The second is that the damning part was indeed getting the paper published, as Sokal's whole point was a) the lack of rigorous evaluation humanities papers undergo, and b) the anti-intellectualism this fosters by allowing two-bit humanities folk (of which I know firsthand there are many) to publish uninformed screeds critical of the sciences.
That was Sokal's goal, granted. He succeeded far more comprehensively than that. If he'd succeeded in a small, out of the way journal that was just publishing random articles it would have shown very little. But the article of Social Text was on "Science Wars" - their term of choice. Apparently they enjoyed the war as long as it was them firing on scientists. They "engaged in some speculation about his intentions, and concluded..." that the response was quite clearly not to show the article to anyone who understood anything about the science he was talking about. Or to show anyone who understood anything about science the rest of the article. Apparently studying and making war on science is best done by people with no understanding of it or even the language of science (i.e. mathematics).
So, to reiterate, the comparisons are valid, since the issue for Sokal was the lack of rigorous evaluation, and scientific journals have routinely showcased a comparable lack of rigorous evaluation.
Hardly routinely. But that's why he submitted, granted. What he actually hit was something far more damning.
Schön, who received several prizes for his fabricated work, is an even more damning example of this.
Schon is out and out fraud. There are also very few tell-tales in any one of his papers. Sokal's is littered with tell-tales. It was designed to not be hard to spot. Schon's was designed to be as hard to spot as possible.
When you say things like this you make it very hard for me to take you seriously. One editor suspected that Sokal had been serious but lost his nerve. One. Suspected.

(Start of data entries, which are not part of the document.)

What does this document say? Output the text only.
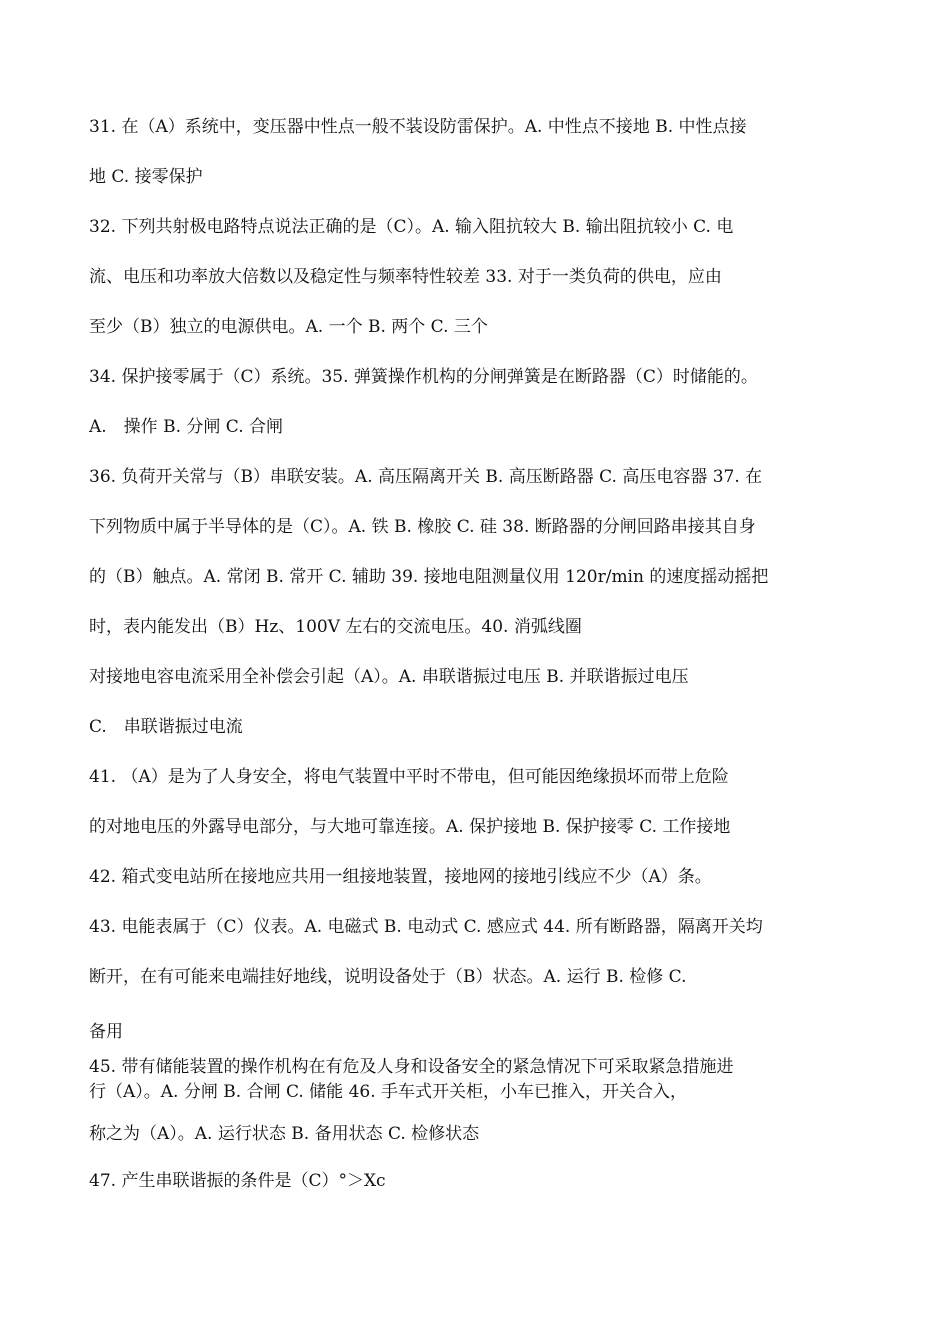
31. 在（A）系统中，变压器中性点一般不装设防雷保护。A. 中性点不接地 B. 中性点接
地 C. 接零保护
32. 下列共射极电路特点说法正确的是（C）。A. 输入阻抗较大 B. 输出阻抗较小 C. 电
流、电压和功率放大倍数以及稳定性与频率特性较差 33. 对于一类负荷的供电，应由
至少（B）独立的电源供电。A. 一个 B. 两个 C. 三个
34. 保护接零属于（C）系统。35. 弹簧操作机构的分闸弹簧是在断路器（C）时储能的。
A.　操作 B. 分闸 C. 合闸
36. 负荷开关常与（B）串联安装。A. 高压隔离开关 B. 高压断路器 C. 高压电容器 37. 在
下列物质中属于半导体的是（C）。A. 铁 B. 橡胶 C. 硅 38. 断路器的分闸回路串接其自身
的（B）触点。A. 常闭 B. 常开 C. 辅助 39. 接地电阻测量仪用 120r/min 的速度摇动摇把
时，表内能发出（B）Hz、100V 左右的交流电压。40. 消弧线圈
对接地电容电流采用全补偿会引起（A）。A. 串联谐振过电压 B. 并联谐振过电压
C.　串联谐振过电流
41. （A）是为了人身安全，将电气装置中平时不带电，但可能因绝缘损坏而带上危险
的对地电压的外露导电部分，与大地可靠连接。A. 保护接地 B. 保护接零 C. 工作接地
42. 箱式变电站所在接地应共用一组接地装置，接地网的接地引线应不少（A）条。
43. 电能表属于（C）仪表。A. 电磁式 B. 电动式 C. 感应式 44. 所有断路器，隔离开关均
断开，在有可能来电端挂好地线，说明设备处于（B）状态。A. 运行 B. 检修 C.
备用
45. 带有储能装置的操作机构在有危及人身和设备安全的紧急情况下可采取紧急措施进
行（A）。A. 分闸 B. 合闸 C. 储能 46. 手车式开关柜，小车已推入，开关合入，
称之为（A）。A. 运行状态 B. 备用状态 C. 检修状态
47. 产生串联谐振的条件是（C）°＞Xc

One suspected that after a patently absurd hoax (relating the axiom of choice and the axiom of equality to feminist theory) was revealed it was still a result of his changing his mind.
There was not then and never has been any unified "post-modernist camp."
Point.
On the contrary, the very definition of postmodernism is "incredulity towards metanarratives."
Which is itself the biggest metanarrative since the Watchmaker Universe. Possibly bigger.
And yet they were still, unlike Social Text, refereed journals. There's a reason Sokal chose a small, unrefereed political journal for his hoax. He was never going to get that paper published in boundary 2, let alone PMLA.
Oh, probably not. It's you claiming that just getting it published was the core issue.